Don de jours de RTT à un collègue dont l’enfant est gravement malade : le Sénat examine ce jour la proposition de loi

enfant6Le projet de loi visant à permettre le don de jours de RTT à un collègue dont l’enfant est gravement malade est enfin examiné ce jour devant le Sénat, après deux ans d’attente.

Ce projet avait été déposé à l’Assemblée nationale le 13 juillet 2011 par le député UMP de la Loire,Paul SALEN, et plusieurs de ses collègues.

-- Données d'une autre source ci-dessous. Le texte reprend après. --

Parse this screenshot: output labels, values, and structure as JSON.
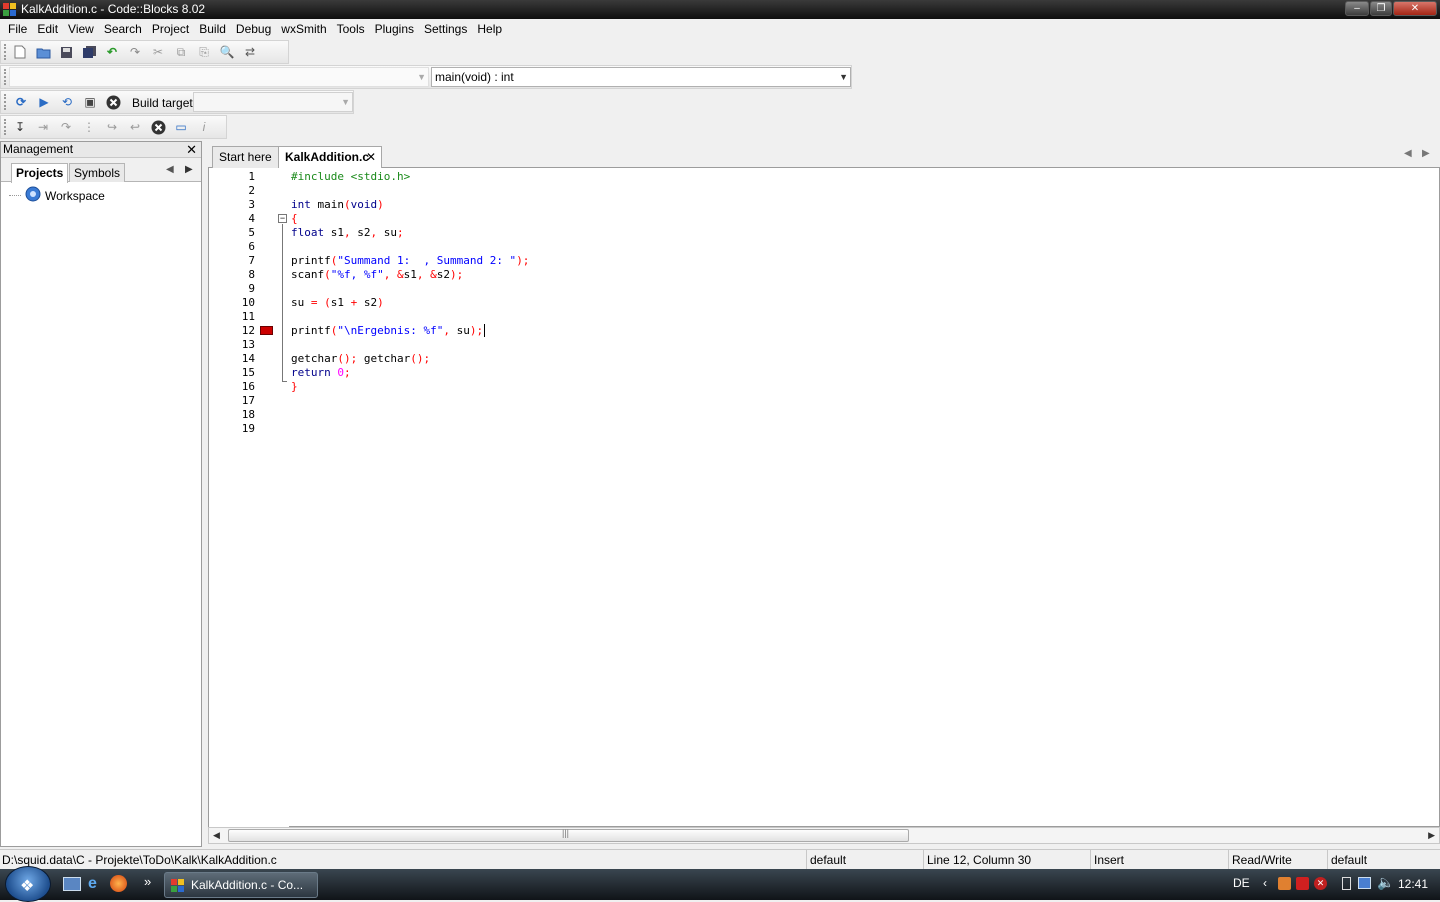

Il avait été inspiré par une initiative qui s’était produite au sein de l’entreprise Badoit dans la Loire : les salariés avaient spontanément fait don à un de leurs collègues dont le fils, âgé de 11 ans, était atteint d’un cancer, de 170 jours de travail pour permettre à l’enfant d’être accompagné par son père dans cette épreuve.

Voir l’article publié sur le Blog pratique du droit du travail en 2012.

Le but de la proposition de loi portée par Monsieur SALEN, était d’apporter une solution concrète permettant à un parent d’être présent auprès de son enfant gravement malade sans pour autant se retrouver privé de rémunération.

A la suite de l’entreprise BADOIT, et compte tenu du vide législatif existant sur ce don de jours de repos, de nombreuses entreprises avaient mis en place des accords permettant  d’accompagner un salarié dont l’enfant est gravement malade, en permettant à ses collègues de lui faire don de jours de repos, par exemple l’entreprise MERIAL ou le groupe PSA.

Il est cependant apparu nécessaire de légaliser cette pratique par  une loi afin de permettre à tous les salariés du secteur privé et du secteur public de faire don des jours de repos dont ils disposent.

L’article unique du dispositif propose d’insérer un nouvel article dans le Code du travail pour permettre « à tout salarié (…), sur sa demande et en accord avec son employeur, [de] céder tout ou partie des droits affectés sur son compte épargne temps à un salarié de l’entreprise qui assume la charge d’un enfant âgé de moins de vingt ans atteint d’une maladie, d’un handicap ou victime d’un accident d’une particulière gravité rendant indispensable une présence soutenue et des soins contraignants ».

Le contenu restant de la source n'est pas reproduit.